One of Spielberg’s very best pictures that became the highest-grossing World War II film in history and an Academy Award winner for ‘Best Director’, it’s nearly impossible to imagine the haunting, visceral war drama being overseen by a style-over-substance filmmaker like Bay. And yet, that’s almost what happened, even if he admitted to Collider that there was no way he could have done it justice.
“I was given Saving Private Ryan before Steven,” he said. “Steven, when I saw it, that’s the greatest first scene of any movie I’ve ever seen. I would’ve never done a better job. Steven was perfect for that. I was given Black Hawk Down. I’m like, this is way too violent, there’s no way anyone’s going to go to this movie. I am so glad Ridley Scott did that movie.”
After bypassing the chance to take the reins on two of the most notable war epics of the time, Bay finally got around to scratching that itch with Pearl Harbor. It may have made a lot of money at the box office and delivered a showstopping extended action sequence that depicts the titular attack in spectacular fashion, but the three-hour love story was overlong and uninvolving as a whole.
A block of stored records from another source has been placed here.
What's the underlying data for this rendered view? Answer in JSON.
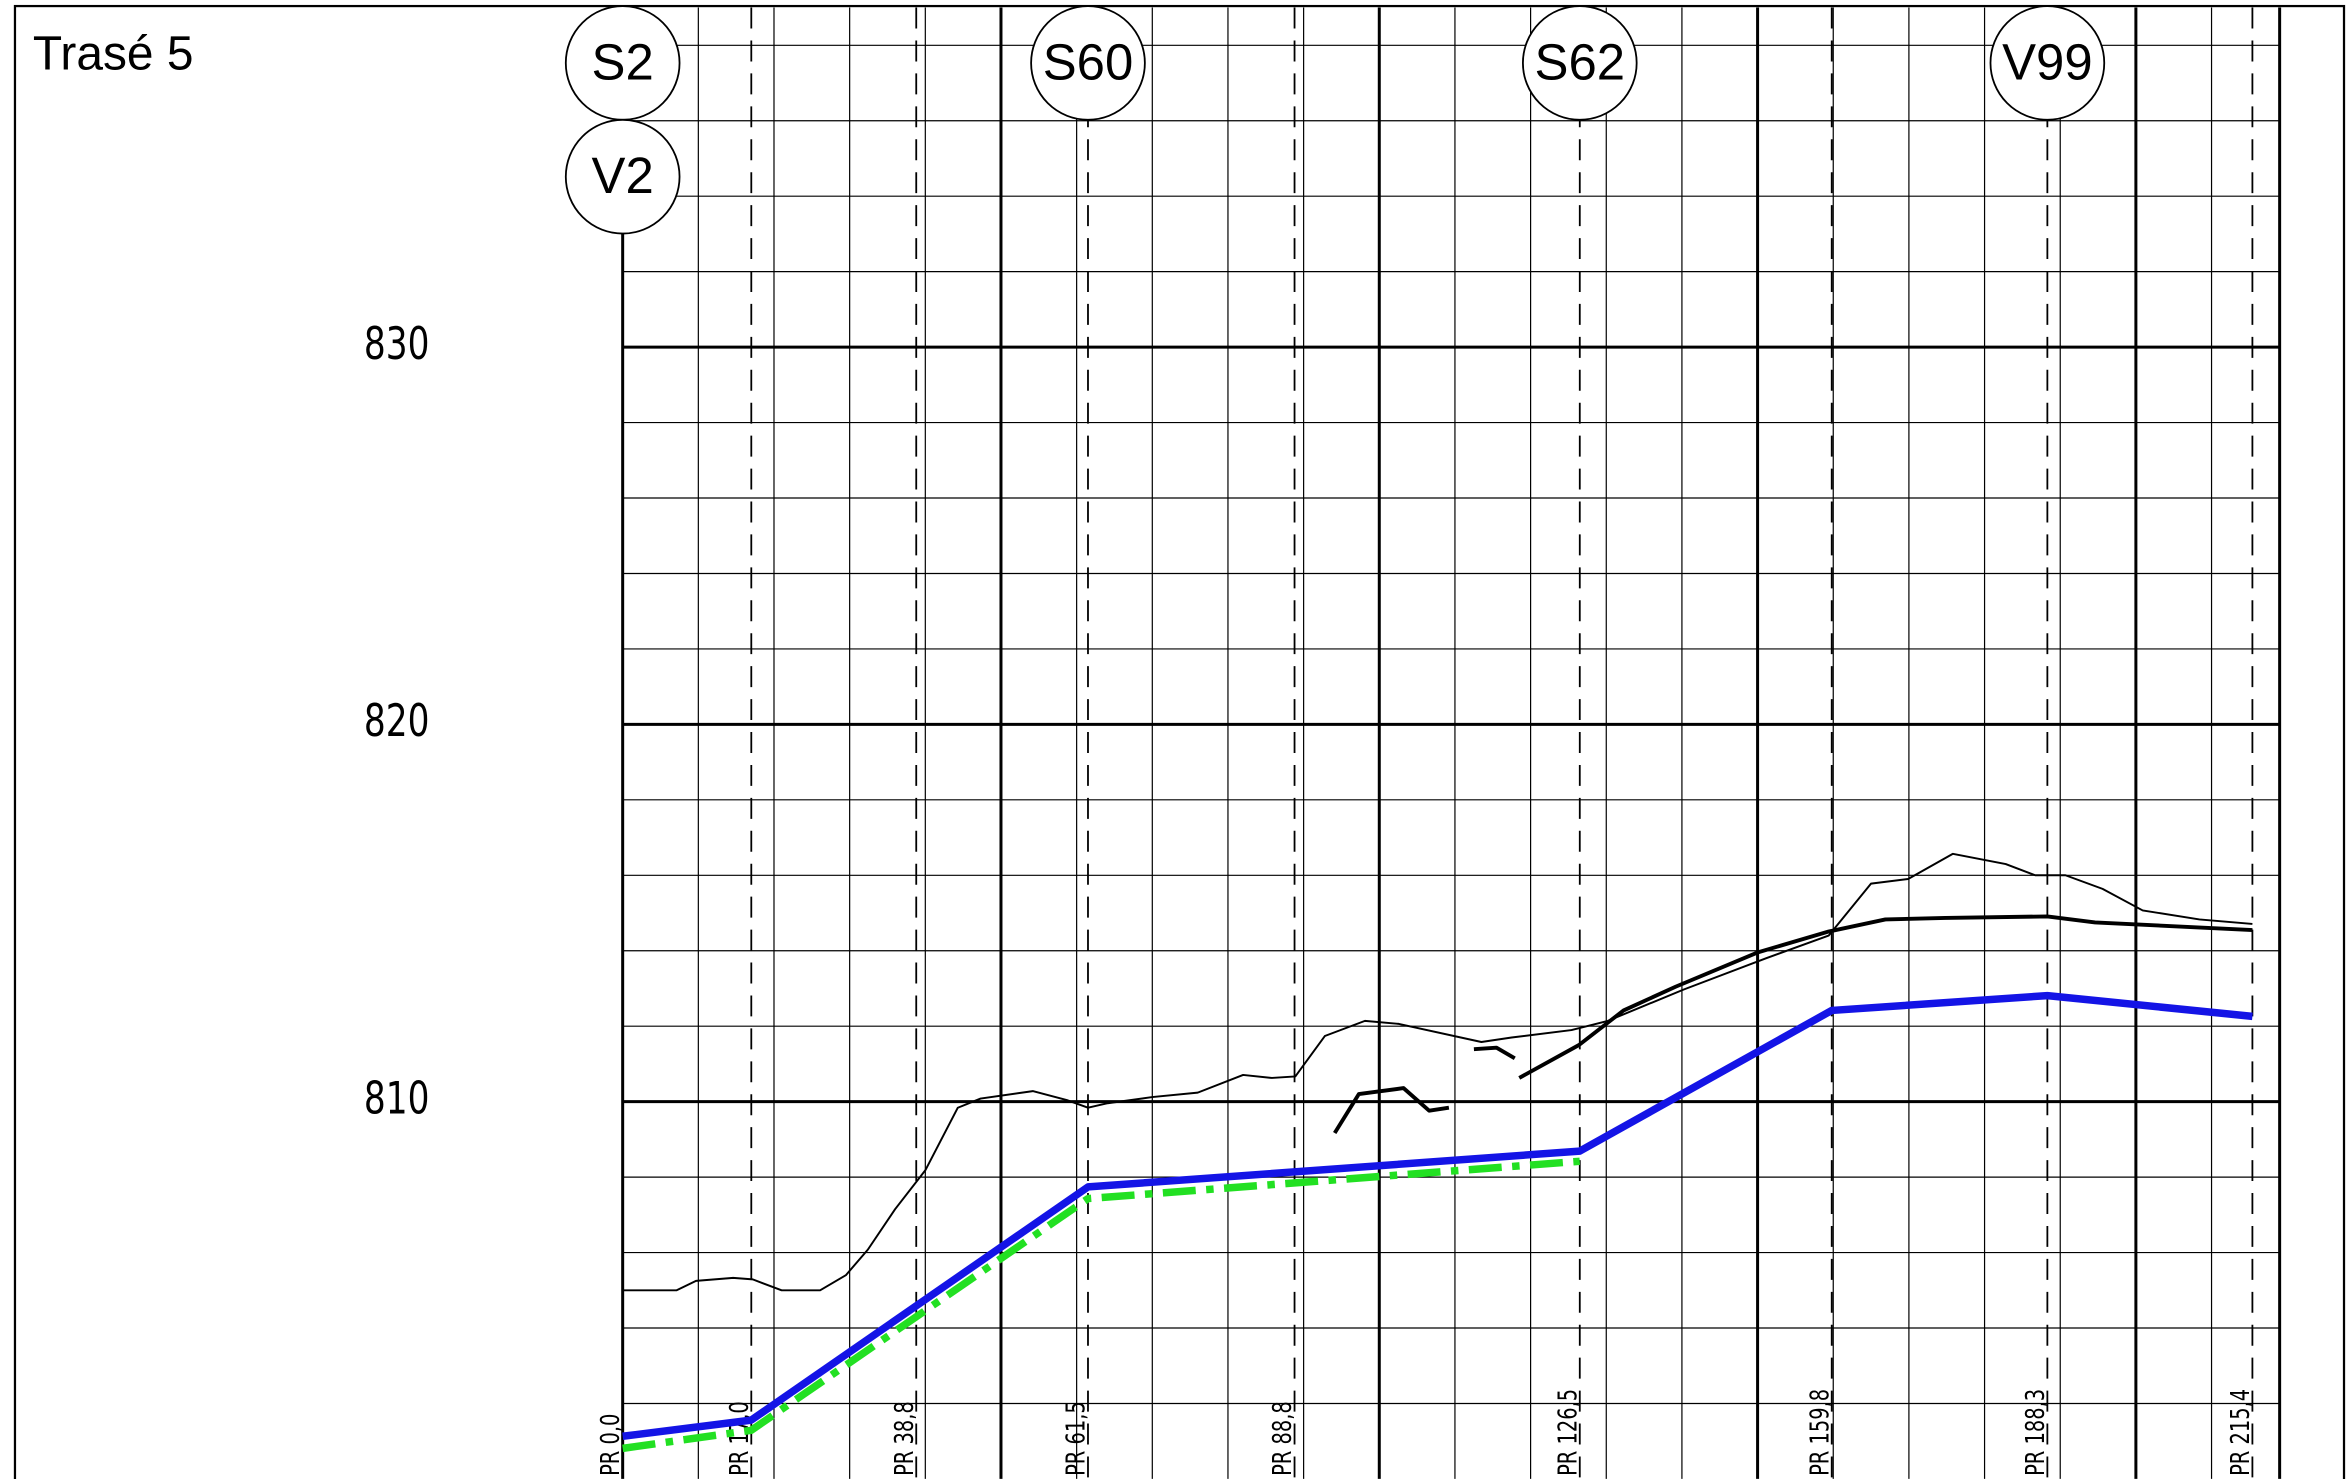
{
  "chart_data": {
    "type": "line",
    "title": "Trasé 5",
    "xlim": [
      0,
      219
    ],
    "ylim": [
      800,
      839
    ],
    "yticks": [
      810,
      820,
      830
    ],
    "ygrid": [
      802,
      804,
      806,
      808,
      810,
      812,
      814,
      816,
      818,
      820,
      822,
      824,
      826,
      828,
      830,
      832,
      834,
      836,
      838
    ],
    "xgrid": [
      0,
      10,
      20,
      30,
      40,
      50,
      60,
      70,
      80,
      90,
      100,
      110,
      120,
      130,
      140,
      150,
      160,
      170,
      180,
      190,
      200,
      210
    ],
    "stations": [
      {
        "value": 0.0,
        "label": "PR 0,0"
      },
      {
        "value": 17.0,
        "label": "PR 17,0"
      },
      {
        "value": 38.8,
        "label": "PR 38,8"
      },
      {
        "value": 61.5,
        "label": "PR 61,5"
      },
      {
        "value": 88.8,
        "label": "PR 88,8"
      },
      {
        "value": 126.5,
        "label": "PR 126,5"
      },
      {
        "value": 159.8,
        "label": "PR 159,8"
      },
      {
        "value": 188.3,
        "label": "PR 188,3"
      },
      {
        "value": 215.4,
        "label": "PR 215,4"
      }
    ],
    "manholes": [
      {
        "x": 0.0,
        "label": "S2"
      },
      {
        "x": 0.0,
        "label": "V2"
      },
      {
        "x": 61.5,
        "label": "S60"
      },
      {
        "x": 126.5,
        "label": "S62"
      },
      {
        "x": 188.3,
        "label": "V99"
      }
    ],
    "series": [
      {
        "color": "#000000",
        "width": 1.3,
        "x": [
          0,
          7.1,
          9.7,
          14.6,
          17.2,
          21,
          26.1,
          29.5,
          32.4,
          36,
          40,
          44.3,
          47.3,
          54.2,
          58.7,
          61.5,
          64.1,
          70,
          76,
          82,
          85.8,
          88.9,
          92.8,
          98.1,
          102.6,
          113.5,
          117.5,
          125.4,
          130.2,
          140.2,
          151.1,
          159.4,
          165,
          169.9,
          175.8,
          182.8,
          186.7,
          190.7,
          195.6,
          200.9,
          208.4,
          215.4
        ],
        "values": [
          805.0,
          805.0,
          805.25,
          805.33,
          805.29,
          805.0,
          805.0,
          805.4,
          806.08,
          807.15,
          808.18,
          809.84,
          810.08,
          810.28,
          810.04,
          809.84,
          809.96,
          810.12,
          810.24,
          810.71,
          810.63,
          810.67,
          811.74,
          812.14,
          812.06,
          811.58,
          811.7,
          811.9,
          812.14,
          812.97,
          813.8,
          814.4,
          815.78,
          815.9,
          816.57,
          816.3,
          816.0,
          816.0,
          815.64,
          815.07,
          814.83,
          814.71
        ]
      },
      {
        "color": "#000000",
        "width": 2.6,
        "x": [
          118.5,
          126.4,
          132.3,
          139.2,
          150.1,
          159.4,
          166.9,
          174.8,
          188.3,
          194.6,
          215.4
        ],
        "values": [
          810.63,
          811.5,
          812.42,
          813.05,
          813.96,
          814.51,
          814.83,
          814.87,
          814.91,
          814.75,
          814.55
        ]
      },
      {
        "color": "#000000",
        "width": 2.6,
        "x": [
          94.1,
          97.3,
          103.2,
          106.6,
          109.2,
          110.0,
          112.5,
          115.5,
          117.9
        ],
        "values": [
          809.17,
          810.2,
          810.36,
          809.76,
          809.84,
          null,
          811.39,
          811.43,
          811.15
        ]
      },
      {
        "color": "#22e022",
        "width": 5,
        "dash": "22 7 5 7",
        "x": [
          0,
          17,
          61.5,
          126.5
        ],
        "values": [
          800.81,
          801.29,
          807.43,
          808.42
        ]
      },
      {
        "color": "#1414e6",
        "width": 5,
        "x": [
          0,
          17,
          61.5,
          126.5,
          159.8,
          188.3,
          215.4
        ],
        "values": [
          801.13,
          801.56,
          807.74,
          808.69,
          812.42,
          812.81,
          812.26
        ]
      }
    ]
  }
}
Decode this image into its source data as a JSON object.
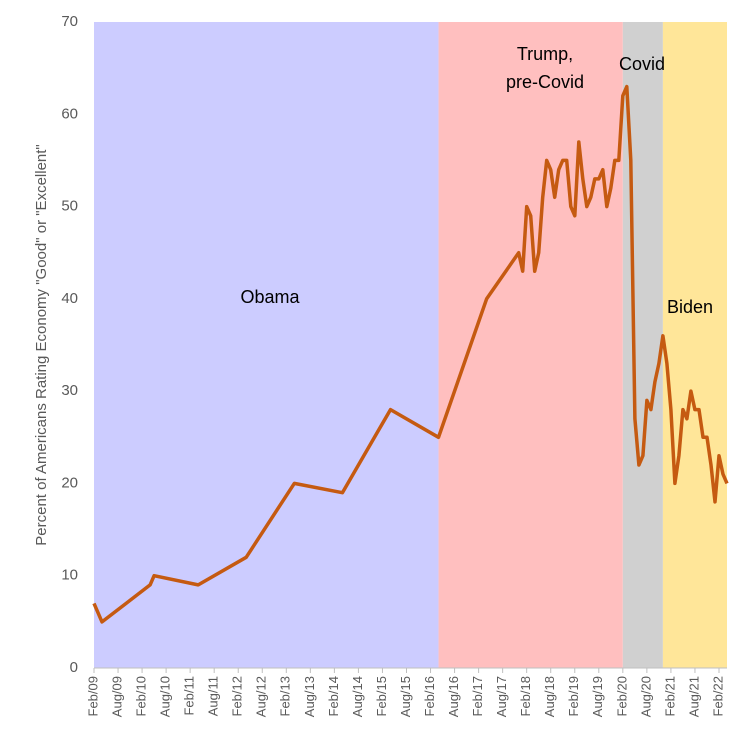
{
  "chart_data": {
    "type": "line",
    "ylabel": "Percent of Americans Rating Economy \"Good\" or \"Excellent\"",
    "color": "#c55a11",
    "x": [
      "2009-02",
      "2009-04",
      "2010-04",
      "2010-05",
      "2011-04",
      "2012-04",
      "2013-04",
      "2014-04",
      "2015-04",
      "2016-04",
      "2017-04",
      "2017-12",
      "2018-01",
      "2018-02",
      "2018-03",
      "2018-04",
      "2018-05",
      "2018-06",
      "2018-07",
      "2018-08",
      "2018-09",
      "2018-10",
      "2018-11",
      "2018-12",
      "2019-01",
      "2019-02",
      "2019-03",
      "2019-04",
      "2019-05",
      "2019-06",
      "2019-07",
      "2019-08",
      "2019-09",
      "2019-10",
      "2019-11",
      "2019-12",
      "2020-01",
      "2020-02",
      "2020-03",
      "2020-04",
      "2020-05",
      "2020-06",
      "2020-07",
      "2020-08",
      "2020-09",
      "2020-10",
      "2020-11",
      "2020-12",
      "2021-01",
      "2021-02",
      "2021-03",
      "2021-04",
      "2021-05",
      "2021-06",
      "2021-07",
      "2021-08",
      "2021-09",
      "2021-10",
      "2021-11",
      "2021-12",
      "2022-01",
      "2022-02",
      "2022-03",
      "2022-04"
    ],
    "values": [
      7,
      5,
      9,
      10,
      9,
      12,
      20,
      19,
      28,
      25,
      40,
      45,
      43,
      50,
      49,
      43,
      45,
      51,
      55,
      54,
      51,
      54,
      55,
      55,
      50,
      49,
      57,
      53,
      50,
      51,
      53,
      53,
      54,
      50,
      52,
      55,
      55,
      62,
      63,
      55,
      27,
      22,
      23,
      29,
      28,
      31,
      33,
      36,
      33,
      28,
      20,
      23,
      28,
      27,
      30,
      28,
      28,
      25,
      25,
      22,
      18,
      23,
      21,
      20
    ],
    "xlim": [
      "2009-02",
      "2022-04"
    ],
    "xticks": [
      {
        "value": "2009-02",
        "label": "Feb/09"
      },
      {
        "value": "2009-08",
        "label": "Aug/09"
      },
      {
        "value": "2010-02",
        "label": "Feb/10"
      },
      {
        "value": "2010-08",
        "label": "Aug/10"
      },
      {
        "value": "2011-02",
        "label": "Feb/11"
      },
      {
        "value": "2011-08",
        "label": "Aug/11"
      },
      {
        "value": "2012-02",
        "label": "Feb/12"
      },
      {
        "value": "2012-08",
        "label": "Aug/12"
      },
      {
        "value": "2013-02",
        "label": "Feb/13"
      },
      {
        "value": "2013-08",
        "label": "Aug/13"
      },
      {
        "value": "2014-02",
        "label": "Feb/14"
      },
      {
        "value": "2014-08",
        "label": "Aug/14"
      },
      {
        "value": "2015-02",
        "label": "Feb/15"
      },
      {
        "value": "2015-08",
        "label": "Aug/15"
      },
      {
        "value": "2016-02",
        "label": "Feb/16"
      },
      {
        "value": "2016-08",
        "label": "Aug/16"
      },
      {
        "value": "2017-02",
        "label": "Feb/17"
      },
      {
        "value": "2017-08",
        "label": "Aug/17"
      },
      {
        "value": "2018-02",
        "label": "Feb/18"
      },
      {
        "value": "2018-08",
        "label": "Aug/18"
      },
      {
        "value": "2019-02",
        "label": "Feb/19"
      },
      {
        "value": "2019-08",
        "label": "Aug/19"
      },
      {
        "value": "2020-02",
        "label": "Feb/20"
      },
      {
        "value": "2020-08",
        "label": "Aug/20"
      },
      {
        "value": "2021-02",
        "label": "Feb/21"
      },
      {
        "value": "2021-08",
        "label": "Aug/21"
      },
      {
        "value": "2022-02",
        "label": "Feb/22"
      }
    ],
    "ylim": [
      0,
      70
    ],
    "yticks": [
      0,
      10,
      20,
      30,
      40,
      50,
      60,
      70
    ],
    "grid": false,
    "regions": [
      {
        "label": [
          "Obama"
        ],
        "start": "2009-02",
        "end": "2016-04",
        "color": "#ccccff"
      },
      {
        "label": [
          "Trump,",
          "pre-Covid"
        ],
        "start": "2016-04",
        "end": "2020-02",
        "color": "#ffbfbf"
      },
      {
        "label": [
          "Covid"
        ],
        "start": "2020-02",
        "end": "2020-12",
        "color": "#d0d0d0"
      },
      {
        "label": [
          "Biden"
        ],
        "start": "2020-12",
        "end": "2022-04",
        "color": "#ffe699"
      }
    ]
  }
}
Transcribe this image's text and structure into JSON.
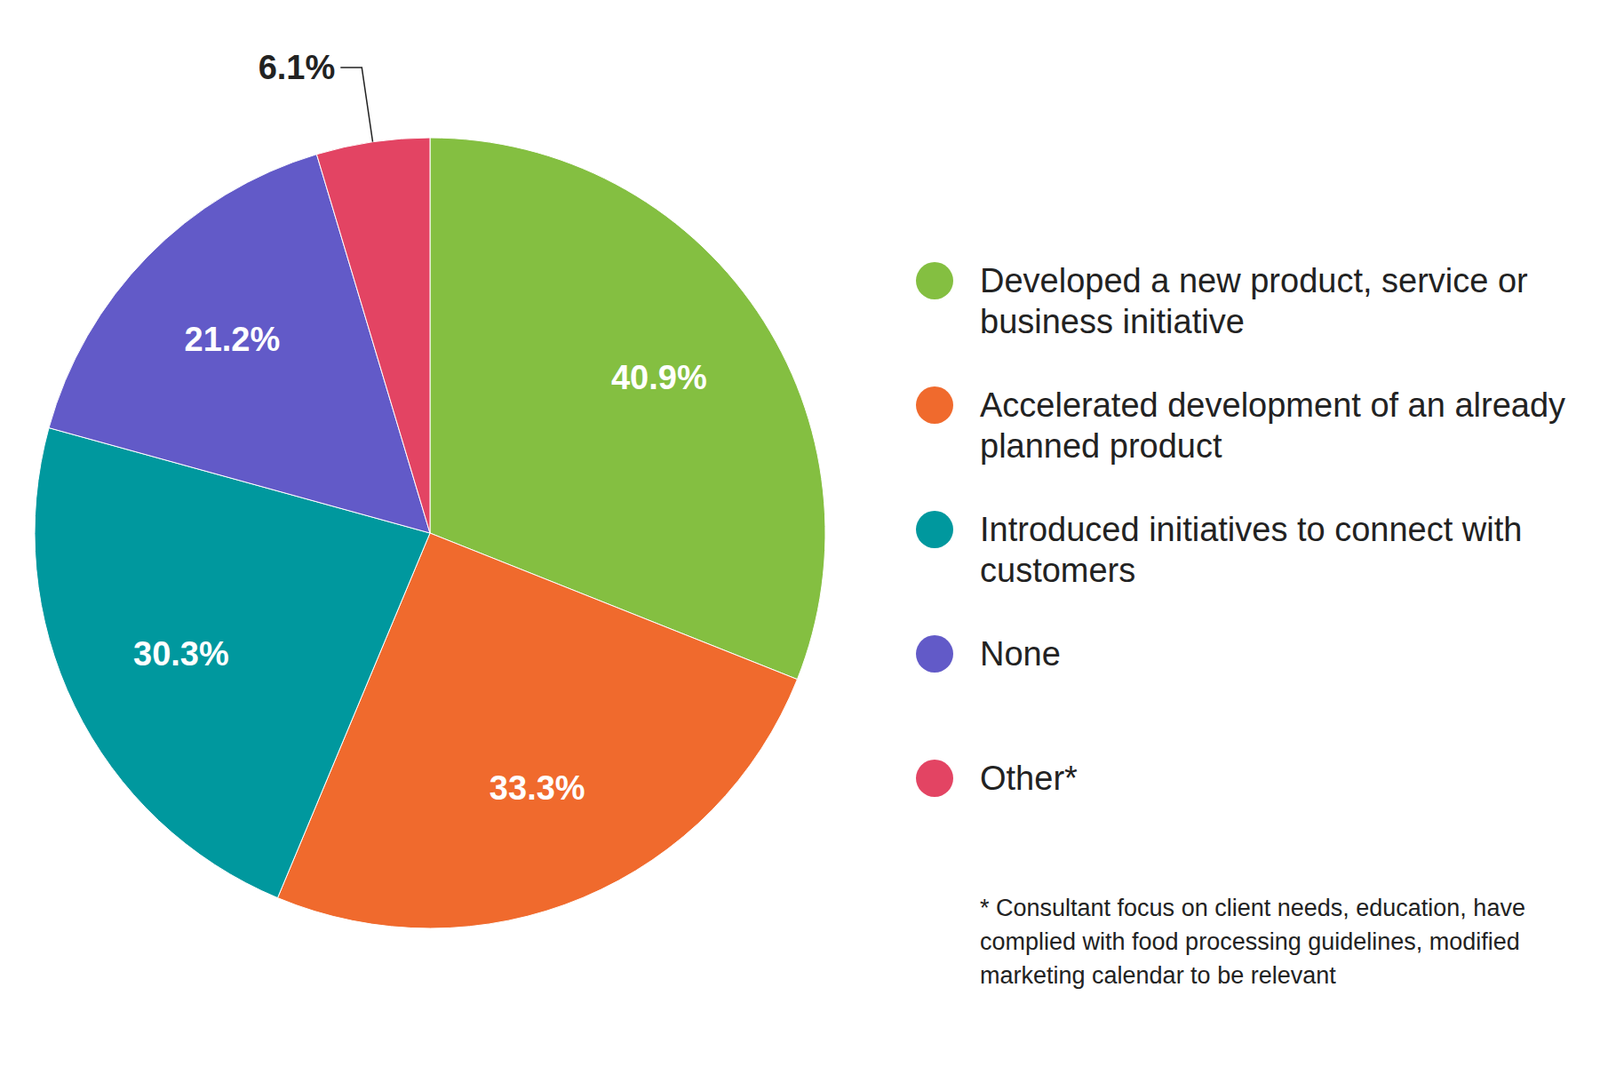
{
  "chart_data": {
    "type": "pie",
    "categories": [
      "Developed a new product, service or business initiative",
      "Accelerated development of an already planned product",
      "Introduced initiatives to connect with customers",
      "None",
      "Other*"
    ],
    "values": [
      40.9,
      33.3,
      30.3,
      21.2,
      6.1
    ],
    "value_labels": [
      "40.9%",
      "33.3%",
      "30.3%",
      "21.2%",
      "6.1%"
    ],
    "colors": [
      "#84bf41",
      "#f06a2d",
      "#00989e",
      "#625ac8",
      "#e34463"
    ],
    "data_labels": true,
    "legend": "right",
    "annotation": "* Consultant focus on client needs, education, have complied with food processing guidelines, modified marketing calendar to be relevant"
  }
}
There’s an alternate timeline out there somewhere where Saving Private Ryan was directed by Bay, which would have yielded a completely unrecognisable end result. The set pieces and immersive battles between opposing armies would have been undeniably incredible when shot through with a little Bayhem, but based on his entire filmography dating back 30 years, it would be reasonable to assume that the complex characters, emotional core, and harrowing realism would be almost entirely absent were he the one calling the shots.